Yang--Baxter symmetry in integrable models: new light from the Bethe Ansatz solution

TL;DR

This paper demonstrates that integrable 2D quantum field theories possess infinitely many non-abelian conserved charges with Yang--Baxter symmetry, and explicitly computes transfer matrix eigenvalues using algebraic Bethe ansatz, revealing deep algebraic structures.

Contribution

It generalizes the bootstrap construction of quantum monodromy operators to the sine-Gordon model and explicitly connects transfer matrix eigenvalues to conserved charges via Bethe ansatz.

Findings

Eigenvalues of the transfer matrix are computed explicitly.

The transfer matrix is a two-valued periodic function in the thermodynamic limit.
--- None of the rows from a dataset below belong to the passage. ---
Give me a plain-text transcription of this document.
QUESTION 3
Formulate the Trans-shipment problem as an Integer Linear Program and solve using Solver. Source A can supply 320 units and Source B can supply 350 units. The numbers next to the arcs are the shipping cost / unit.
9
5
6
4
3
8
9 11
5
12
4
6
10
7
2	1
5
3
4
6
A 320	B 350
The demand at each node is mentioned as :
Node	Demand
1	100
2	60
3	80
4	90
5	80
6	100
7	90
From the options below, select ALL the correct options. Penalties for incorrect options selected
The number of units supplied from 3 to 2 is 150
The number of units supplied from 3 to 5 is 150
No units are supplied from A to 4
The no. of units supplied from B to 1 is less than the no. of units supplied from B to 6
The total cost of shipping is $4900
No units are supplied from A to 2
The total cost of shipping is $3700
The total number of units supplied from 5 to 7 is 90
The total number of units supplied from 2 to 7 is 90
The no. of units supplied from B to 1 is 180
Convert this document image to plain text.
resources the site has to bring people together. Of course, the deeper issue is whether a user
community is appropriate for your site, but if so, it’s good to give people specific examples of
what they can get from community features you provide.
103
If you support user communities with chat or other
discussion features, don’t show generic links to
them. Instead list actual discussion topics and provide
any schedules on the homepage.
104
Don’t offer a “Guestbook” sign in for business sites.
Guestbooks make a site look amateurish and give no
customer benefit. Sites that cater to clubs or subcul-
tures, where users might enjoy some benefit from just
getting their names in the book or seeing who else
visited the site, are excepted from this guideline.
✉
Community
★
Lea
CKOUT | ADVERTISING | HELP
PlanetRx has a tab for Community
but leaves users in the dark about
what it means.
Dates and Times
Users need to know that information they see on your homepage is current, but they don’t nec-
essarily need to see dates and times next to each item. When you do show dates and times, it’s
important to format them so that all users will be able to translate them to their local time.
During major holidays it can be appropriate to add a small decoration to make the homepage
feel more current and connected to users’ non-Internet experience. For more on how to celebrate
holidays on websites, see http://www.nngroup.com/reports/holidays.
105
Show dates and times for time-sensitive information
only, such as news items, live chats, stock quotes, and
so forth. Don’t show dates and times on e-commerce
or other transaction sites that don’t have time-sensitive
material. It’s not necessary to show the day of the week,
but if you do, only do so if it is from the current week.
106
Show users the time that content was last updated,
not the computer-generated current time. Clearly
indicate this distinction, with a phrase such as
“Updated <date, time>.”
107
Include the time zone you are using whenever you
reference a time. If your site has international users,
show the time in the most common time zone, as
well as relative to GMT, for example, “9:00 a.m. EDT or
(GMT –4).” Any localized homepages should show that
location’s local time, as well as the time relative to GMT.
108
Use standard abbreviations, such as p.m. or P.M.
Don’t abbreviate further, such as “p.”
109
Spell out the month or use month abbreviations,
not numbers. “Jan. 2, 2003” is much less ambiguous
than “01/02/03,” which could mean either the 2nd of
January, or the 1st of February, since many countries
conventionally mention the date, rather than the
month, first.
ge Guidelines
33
Bootstrap results match the ratio of the two transfer matrix determinations.

Abstract

We show how any integrable 2D QFT enjoys the existence of infinitely many non--abelian {\it conserved} charges satisfying a Yang--Baxter symmetry algebra. These charges are generated by quantum monodromy operators and provide a representation of $q-$deformed affine Lie algebras. We review and generalize the work of de Vega, Eichenherr and Maillet on the bootstrap construction of the quantum monodromy operators to the sine--Gordon (or massive Thirring) model, where such operators do not possess a classical analogue. Within the light--cone approach to the mT model, we explicitly compute the eigenvalues of the six--vertex alternating transfer matrix $\tau(\l)$ on a generic physical state, through algebraic Bethe ansatz. In the thermodynamic limit $\tau(\l)$ turns out to be a two--valued periodic function. One determination generates the local abelian charges, including energy and momentum, while the other yields the abelian subalgebra of the (non--local) YB algebra. In particular, the bootstrap results coincide with the ratio between the two determinations of the lattice transfer matrix.